Weekly US Cattle Outlook - Fed Cattle Trade Shows Negotiated Sale

US - Weekly Cattle Outlook, 22nd February 2008 - Weekly review of the US cattle industry, written by Glenn Grimes and Ron Plain.
calendar icon 25 February 2008
clock icon 4 minute read
Ron Plain
Ron Plain
Fed Cattle trade finally showed a negotiated sale of 140,459 head through Friday. The weighted average price for the five-market area for live cattle at $91.00 per cwt was up $0.85 per cwt from the price through Thursday but was down $0.65 from a week earlier. The weighted average carcass price for the five-market area at $145 per cwt for the full week was down $0.50 from the price through Thursday and down $2.25 for the full week compared to a week earlier.

Beef and veal exports for all of 2007 were up 25 percent from 2006. Beef imports for last year were down 1.05 percent from a year earlier. Net beef imports as a percent of production in 2007 at 6.13 percent down from 7.42 percent from 2006. The increase in beef exports along with population growth is the major reason why live fed cattle demand was up more from a year earlier in 2007 than consumer demand for beef.

Our beef exports in 2007 were up 208.7 percent to Japan, down 11.35 percent to Mexico, up sharply to South Korea, up 41.9 percent to Canada, up 4.9 percent to Taiwan, up 155.1 percent to Hong Kong, up 303.4 percent to Vietnam, down 23 percent to the Bahamas and up 28.1 percent to other countries from twelve months earlier.

Live cattle imports from Mexico were down 13.3 percent but up 36.2 percent from Canada. Total live cattle imports in 2007 were up 9 percent from 2006.

The January 1 cattle inventory in Canada showed the total number of cattle and calves down 1.5 percent on January 1, 2008 from 2007. The total number of cows and heifers that have calved on January 1 was down 0.7 percent from 12 months earlier.

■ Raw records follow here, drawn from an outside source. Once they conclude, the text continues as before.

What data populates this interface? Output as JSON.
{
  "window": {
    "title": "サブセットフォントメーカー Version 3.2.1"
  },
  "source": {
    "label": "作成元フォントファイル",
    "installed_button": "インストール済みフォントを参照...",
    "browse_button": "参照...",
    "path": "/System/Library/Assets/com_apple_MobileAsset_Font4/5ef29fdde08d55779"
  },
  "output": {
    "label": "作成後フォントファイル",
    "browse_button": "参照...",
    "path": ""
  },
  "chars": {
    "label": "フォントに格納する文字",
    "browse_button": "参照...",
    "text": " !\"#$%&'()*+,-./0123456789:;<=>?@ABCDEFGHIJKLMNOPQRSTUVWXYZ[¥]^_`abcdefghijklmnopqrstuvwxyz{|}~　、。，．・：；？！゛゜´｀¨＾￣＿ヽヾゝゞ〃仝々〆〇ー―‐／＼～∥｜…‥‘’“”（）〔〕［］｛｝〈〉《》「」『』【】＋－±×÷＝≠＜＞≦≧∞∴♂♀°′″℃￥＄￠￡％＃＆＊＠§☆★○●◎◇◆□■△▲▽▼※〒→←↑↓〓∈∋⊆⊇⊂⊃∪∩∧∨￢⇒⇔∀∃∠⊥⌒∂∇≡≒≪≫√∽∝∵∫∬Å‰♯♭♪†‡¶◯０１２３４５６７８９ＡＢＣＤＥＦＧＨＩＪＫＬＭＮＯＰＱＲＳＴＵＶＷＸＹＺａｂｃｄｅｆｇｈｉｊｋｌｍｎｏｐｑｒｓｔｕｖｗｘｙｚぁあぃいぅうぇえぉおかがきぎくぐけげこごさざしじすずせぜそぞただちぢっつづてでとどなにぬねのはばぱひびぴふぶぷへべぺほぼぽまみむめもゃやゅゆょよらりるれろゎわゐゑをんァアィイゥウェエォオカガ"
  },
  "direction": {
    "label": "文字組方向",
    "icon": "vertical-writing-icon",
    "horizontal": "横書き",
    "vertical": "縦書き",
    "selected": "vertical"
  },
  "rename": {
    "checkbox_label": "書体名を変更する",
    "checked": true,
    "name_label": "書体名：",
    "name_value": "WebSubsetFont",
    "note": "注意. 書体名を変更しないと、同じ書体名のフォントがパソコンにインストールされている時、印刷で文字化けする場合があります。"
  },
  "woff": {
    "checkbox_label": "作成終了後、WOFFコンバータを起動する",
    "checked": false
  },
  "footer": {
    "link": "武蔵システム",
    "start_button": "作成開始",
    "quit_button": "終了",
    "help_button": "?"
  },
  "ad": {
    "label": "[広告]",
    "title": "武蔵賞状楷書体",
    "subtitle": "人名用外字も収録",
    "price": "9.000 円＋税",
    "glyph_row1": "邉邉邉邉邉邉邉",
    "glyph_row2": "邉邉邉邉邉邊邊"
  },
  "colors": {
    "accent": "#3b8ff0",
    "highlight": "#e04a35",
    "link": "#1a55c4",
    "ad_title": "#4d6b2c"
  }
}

Some trade observers were expecting a larger reduction in Canada's cattle herd then stats Canada show. Therefore, these small reductions are a bit of a disappointment.

USDA long term projections of beef consumption per capita in 2017 is for a decline from 65 pounds last year to 60.1 pounds in 2017.Pork is projected to decline from 50.5 pounds in 2007 to 48.8 pounds in 2017 and broilers are projected to increase from 85.4 pounds in 2007 to 88.1 pounds per capita in 2017.

Assuming a continued growth in population of a little less than one percent a year in the U.S., these projections would mean the broiler industry would be 12 percent larger in 2017 than 2007. The pork industry would be five percent larger in 2017 than 2007 and the beef industry would be the same size in 2017 as 2007. The projected sizes of these industries also assumed imports and exports continue at the 2007 level through 2017.

The trade estimate of the cattle on feed for February show the number of cattle on feed up 2.3 percent, the percent on feed during January up 9.5 percent and the number of fed marketings during January up 1.7 percent from 2007.

Feeder steers 600-800 pounds were steady to $2 per cwt higher. Steers over 800 pounds and all feeder heifers steady to $2 per cwt lower, steer and heifer calves steady to $2 per cwt lower than last week at Oklahoma City.
The range in prices for medium and large frame number 1 steers by weight groups this week were: 450-500 pounds at $124-134 per cwt, 500-600 pounds $115-128 per cwt, 600-700 pounds $108.75-118 per cwt, 700-800 pounds $100.50-111.50 per cwt and 800-950 pounds $93-102.25 per cwt.

Wholesale beef priced had Choice beef at $148.38 per cwt Friday morning down $1.07 per cwt from a week earlier. Select beef was at $146.44 per cwt, down $1.43 per cwt from seven days earlier.

The fed cattle trade was very light through Thursday with only a little over 6 thousand head in the negotiated trade. Live fed cattle prices weighted average for the five-market area were at $89.90 per cwt down $0.25 from a week earlier. Weighted average carcass prices at $145.90, up $0.40 from seven days earlier for the five-market area.

Slaughter this week under Federal Inspection was estimated at 620 thousand head, down 2.5 percent from a year earlier.

The Cattle on Feed report came in a little more positive than the trade estimate. The number on feed was expected to be up 2.3 percent, USDA estimate showed a 2 percent increase. The trade estimate on the placement on feed number during January showed a 9.5 percent increase USDA numbers show an increase of 5.7 percent. Fed marketings during January showed a increase of 0.9 percent. The trade estimate was for a 1.7 percent increase.